Theoretical yield of aluminum sulfide = 0.0655 mol
To determine the moles of excess reactant remaining unreacted, we can subtract the moles of the limiting reactant from the initial moles of each reactant:
Excess moles of sulfur = Initial moles of sulfur - Moles of limiting reactant
Excess moles of sulfur = 2.25 mol - 0.0655 mol = 2.1845 mol
Sure! Let's break down each question step by step:
1. To write a balanced equation for the reaction between aluminum and sulfur gas, we need to determine the chemical formula for aluminum sulfide first. Aluminum is represented by the symbol Al, and sulfur is represented by the symbol S. Since both elements have a charge of 0 in their elemental form, we simply combine them together to form the compound:
Al + S → Al2S3
Note that the subscript 2 after Al indicates that there are two aluminum atoms, and the subscript 3 after S indicates that there are three sulfur atoms.
2. To determine the limiting reactant, we need to compare the moles of each reactant to the stoichiometry of the balanced equation. The stoichiometric ratio between aluminum and sulfur in this reaction is 2 moles of aluminum to 3 moles of sulfur. Let's calculate the moles of each reactant:
Moles of aluminum = volume of aluminum in liters × molarity of aluminum
= 1.18 mL × (1 L / 1000 mL) × (2.25 mol/L)
= 0.002655 mol
Moles of sulfur = 2.25 mol (given)
Now we can compare the stoichiometric ratio to determine the limiting reactant.

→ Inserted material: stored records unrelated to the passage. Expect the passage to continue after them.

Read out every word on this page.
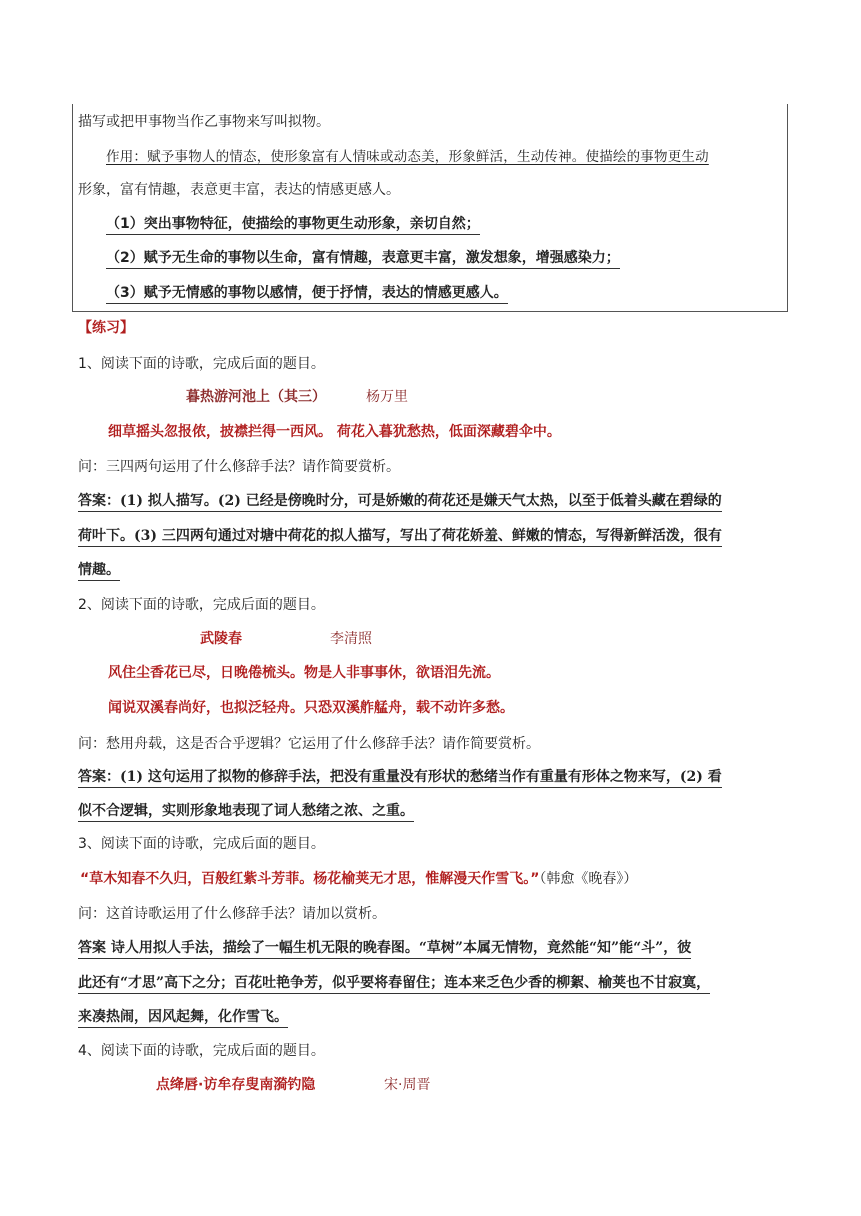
描写或把甲事物当作乙事物来写叫拟物。
作用：赋予事物人的情态，使形象富有人情味或动态美，形象鲜活，生动传神。使描绘的事物更生动
形象，富有情趣，表意更丰富，表达的情感更感人。
（1）突出事物特征，使描绘的事物更生动形象，亲切自然；
（2）赋予无生命的事物以生命，富有情趣，表意更丰富，激发想象，增强感染力；
（3）赋予无情感的事物以感情，便于抒情，表达的情感更感人。
【练习】
1、阅读下面的诗歌，完成后面的题目。
暮热游河池上（其三）	杨万里
细草摇头忽报侬，披襟拦得一西风。 荷花入暮犹愁热，低面深藏碧伞中。
问：三四两句运用了什么修辞手法？请作简要赏析。
答案：(1) 拟人描写。(2) 已经是傍晚时分，可是娇嫩的荷花还是嫌天气太热，以至于低着头藏在碧绿的
荷叶下。(3) 三四两句通过对塘中荷花的拟人描写，写出了荷花娇羞、鲜嫩的情态，写得新鲜活泼，很有
情趣。
2、阅读下面的诗歌，完成后面的题目。
武陵春	李清照
风住尘香花已尽，日晚倦梳头。物是人非事事休，欲语泪先流。
闻说双溪春尚好，也拟泛轻舟。只恐双溪舴艋舟，载不动许多愁。
问：愁用舟载，这是否合乎逻辑？它运用了什么修辞手法？请作简要赏析。
答案：(1) 这句运用了拟物的修辞手法，把没有重量没有形状的愁绪当作有重量有形体之物来写，(2) 看
似不合逻辑，实则形象地表现了词人愁绪之浓、之重。
3、阅读下面的诗歌，完成后面的题目。
“草木知春不久归，百般红紫斗芳菲。杨花榆荚无才思，惟解漫天作雪飞。”（韩愈《晚春》）
问：这首诗歌运用了什么修辞手法？请加以赏析。
答案 诗人用拟人手法，描绘了一幅生机无限的晚春图。“草树”本属无情物，竟然能“知”能“斗”，彼
此还有“才思”高下之分；百花吐艳争芳，似乎要将春留住；连本来乏色少香的柳絮、榆荚也不甘寂寞，
来凑热闹，因风起舞，化作雪飞。
4、阅读下面的诗歌，完成后面的题目。
点绛唇·访牟存叟南漪钓隐	宋·周晋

Since the ratio is 2 moles of aluminum to 3 moles of sulfur, for every 3 moles of sulfur, we need 2/3 × 3 = 2 moles of aluminum. However, we only have 0.002655 moles of aluminum, which is less than what is required. Therefore, aluminum is the limiting reactant.
3. The theoretical yield is the maximum amount of product that can be formed based on the limiting reactant. From the balanced equation, we can see that for every 2 moles of aluminum, we produce 1 mole of aluminum sulfide (Al2S3). Therefore, since 0.002655 moles of aluminum is the limiting reactant, the theoretical yield of aluminum sulfide is:
Theoretical yield = 0.002655 mol of Al × (1 mol of Al2S3 / 2 mol of Al)
= 0.0013275 mol of Al2S3
4. To find the moles of excess reactant remaining unreacted, we need to determine how much sulfur is in excess. Since aluminum is the limiting reactant, we can consider the stoichiometry of the balanced equation to calculate the amount of sulfur that reacts with the available aluminum.
The stoichiometric ratio between aluminum and sulfur tells us that for every 2 moles of aluminum, 3 moles of sulfur are required. We already know that we have 0.002655 moles of aluminum, so we can calculate the moles of sulfur required:
Moles of sulfur required = (3 moles of S / 2 moles of Al) × 0.002655 moles of Al
= 0.0039825 moles of S
Since we initially had 2.25 moles of sulfur, the excess sulfur is equal to the initial moles of sulfur minus the moles of sulfur required:
Excess sulfur = 2.25 moles of S - 0.0039825 moles of S
= 2.2460175 moles of S
Therefore, the moles of excess reactant remaining unreacted is approximately 2.25 moles of sulfur - 0.0039825 moles of sulfur = 2.246 moles of sulfur.
I hope this helps! Let me know if you have any further questions.
ml of aluminum? Hmmmm. So get the denstiy of aluminum, and convert the ml to mg. This is odd, check your problem.
Now convert the mass of Al to moles.
2Al+ 3S>>>Al2S3
Notice for each mole of S, you need 2/3 mole of Al. If you do not have that much of Al, then Al is the limiting reageant.